L’emploi jeune est le maître-mot des structures NTIC en milieu rural. Ceux qui s’occupent du parc informatique et du site web de ces petits centres de communication nichés dans des mairies ou des maisons de jeunes sont souvent des gens de vingt-cinq à trentre ans. Des diplomés de l’université, bac + 2 ou bac + 4, ayant suivi des filières d’aménagement, de tourisme, d’histoire ou de géographie. Employés dans le cadre des emplois jeunes solidarités, ils perçoivent des salaires élevés pour la catégorie, jusqu’à 10 000 francs mensuels. C’est leur sortie du système, à l’issue des cinq ans contractuels, qui va faire problème. Ils ont acquis des connaissances technologiques et des compétences sur le territoire. Vont-ils continuer à apporter leur savoir au niveau local, ou devront-ils chercher ailleurs un travail collant à leurs capacités ? Beaucoup ont des racines rurales vivaces. Heureux de se frotter aux NTIC en ménageant leur qualité de vie, ils souscrivent au slogan imaginé parhebrides.com, site britannique et figure de proue du désenclavement numérique : "Live local, work global." Pour certains, ce sera le début d’une carrière. Sont-ils les prototypes d’un nouveau modèle de cadres ? En tout cas, dans le domaine de l’acquisition de compétences et de savoir, ces jeunes sont des intermédiaires.

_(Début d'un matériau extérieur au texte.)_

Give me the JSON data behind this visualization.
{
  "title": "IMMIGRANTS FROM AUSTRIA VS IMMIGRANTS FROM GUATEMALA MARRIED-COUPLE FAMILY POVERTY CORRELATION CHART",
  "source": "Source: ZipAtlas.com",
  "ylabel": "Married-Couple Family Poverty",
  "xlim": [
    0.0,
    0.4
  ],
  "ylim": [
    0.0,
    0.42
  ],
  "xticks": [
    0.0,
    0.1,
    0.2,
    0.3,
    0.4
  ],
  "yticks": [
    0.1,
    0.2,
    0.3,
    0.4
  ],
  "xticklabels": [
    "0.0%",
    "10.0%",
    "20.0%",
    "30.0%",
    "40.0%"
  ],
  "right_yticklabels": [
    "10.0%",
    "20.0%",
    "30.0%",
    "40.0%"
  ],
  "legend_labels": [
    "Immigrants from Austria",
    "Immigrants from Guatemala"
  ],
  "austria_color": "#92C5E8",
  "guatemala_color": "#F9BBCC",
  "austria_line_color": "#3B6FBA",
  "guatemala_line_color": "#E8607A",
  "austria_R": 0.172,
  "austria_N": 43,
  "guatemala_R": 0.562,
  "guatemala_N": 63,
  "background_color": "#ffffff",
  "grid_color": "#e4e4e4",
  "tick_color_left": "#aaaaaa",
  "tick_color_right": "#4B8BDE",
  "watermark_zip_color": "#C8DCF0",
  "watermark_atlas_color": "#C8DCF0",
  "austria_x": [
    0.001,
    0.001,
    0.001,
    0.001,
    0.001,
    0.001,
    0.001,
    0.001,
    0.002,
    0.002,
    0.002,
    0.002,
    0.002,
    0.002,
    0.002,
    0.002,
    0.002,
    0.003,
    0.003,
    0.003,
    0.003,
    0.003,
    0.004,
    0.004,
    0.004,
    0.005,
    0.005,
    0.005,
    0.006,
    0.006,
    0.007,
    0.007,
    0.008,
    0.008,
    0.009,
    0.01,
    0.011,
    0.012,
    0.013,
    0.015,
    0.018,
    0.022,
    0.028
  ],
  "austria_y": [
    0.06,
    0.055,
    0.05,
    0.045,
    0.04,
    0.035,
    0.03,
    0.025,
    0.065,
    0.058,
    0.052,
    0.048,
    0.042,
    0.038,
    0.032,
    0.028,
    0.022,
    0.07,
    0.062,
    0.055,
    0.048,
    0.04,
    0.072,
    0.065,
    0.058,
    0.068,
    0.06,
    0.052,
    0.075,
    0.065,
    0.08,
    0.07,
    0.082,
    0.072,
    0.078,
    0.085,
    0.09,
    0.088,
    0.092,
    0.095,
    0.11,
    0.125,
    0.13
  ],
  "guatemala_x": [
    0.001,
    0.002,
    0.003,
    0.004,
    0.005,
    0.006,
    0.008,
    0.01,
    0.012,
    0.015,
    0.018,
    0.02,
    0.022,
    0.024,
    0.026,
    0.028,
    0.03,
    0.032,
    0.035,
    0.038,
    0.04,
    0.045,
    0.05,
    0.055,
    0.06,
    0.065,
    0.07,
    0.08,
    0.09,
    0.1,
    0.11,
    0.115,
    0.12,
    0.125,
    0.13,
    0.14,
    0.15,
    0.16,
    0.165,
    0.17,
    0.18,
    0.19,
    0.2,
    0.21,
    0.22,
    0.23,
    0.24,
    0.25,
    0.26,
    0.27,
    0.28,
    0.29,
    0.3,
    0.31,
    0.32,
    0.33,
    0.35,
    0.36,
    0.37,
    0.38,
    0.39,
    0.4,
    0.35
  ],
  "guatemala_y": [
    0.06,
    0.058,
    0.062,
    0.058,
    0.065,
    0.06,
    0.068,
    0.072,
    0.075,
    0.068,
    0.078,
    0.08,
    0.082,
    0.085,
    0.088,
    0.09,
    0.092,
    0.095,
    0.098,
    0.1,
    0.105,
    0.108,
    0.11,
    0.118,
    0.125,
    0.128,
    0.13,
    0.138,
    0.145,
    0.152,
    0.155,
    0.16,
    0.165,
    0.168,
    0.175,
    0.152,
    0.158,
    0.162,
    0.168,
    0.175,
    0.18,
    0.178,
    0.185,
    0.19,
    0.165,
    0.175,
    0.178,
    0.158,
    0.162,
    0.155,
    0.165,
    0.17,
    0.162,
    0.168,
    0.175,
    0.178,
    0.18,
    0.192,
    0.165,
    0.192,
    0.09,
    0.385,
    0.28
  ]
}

Quelles réserves apporteriez-vous ?
Toutes les régions rurales n’ont pas forcément les compétences, les atouts ou l’ampleur nécessaires à leurs ambitions. Ainsi, il est clair que le canton et sa petite poignée de milliers d’habitants n’est pas l’unité de travail adaptée. C’est à l’échelle de la communauté de commune ou du pays - disons, jusqu’à la cinquantaine de milliers d’habitants - que les choses deviennent possibles. Parfois, une zone veut lancer sa mise en réseau alors que son identité territoriale n’est même pas définie ! Quel sera le domaine d’action du site Internet ? Quels seront ses responsables ?
On peut évoquer aussi le mirage du télétravail, call center ou hotline censés apporter emploi et activité à un territoire isolé. Or, quelles ressources le territoire en question est-il capable d’offrir ? Etant entendu qu’aujourd’hui, une entreprise sera surtout attentive à l’emploi, aux loisirs, à l’éducation dont pourront bénéficier non la personne qu’elle compte embaucher, mais son conjoint ou ses enfants.
Enfin, il faut être réaliste. S’interroger sur la vogue de l’espace rural. Ne joue-t-il pas un peu le rôle de caution morale ? Quelle que soit son secteur, l’entreprise qui développe le télétravail au fin fond d’un terroir n’aura guère de mal à s’attribuer un certificat d’écologie - alors que 95 % de son activité réelle continuera de s’effectuer au sein d’un réseau de grandes villes. Dans le domaine des NTIC, le rural occupe 50 % du discours alors qu’il représente 5 % du réel. Parle-t-on des webs scolaires urbains ? Non, alors que la majorité des écoles sont situées en ville. En milieu rural, les NTIC auront toujours l’air plus pertinentes à cause du fameux désenclavement promis par l’internet. A-t-on besoin d’attirer la moitié des entreprises urbaines pour animer la campagne ? Non. Pour peu que les moyens de vivre soient présents, un nombre réduit d’entités actives suffira à diversifier le tissu socio-économique rural.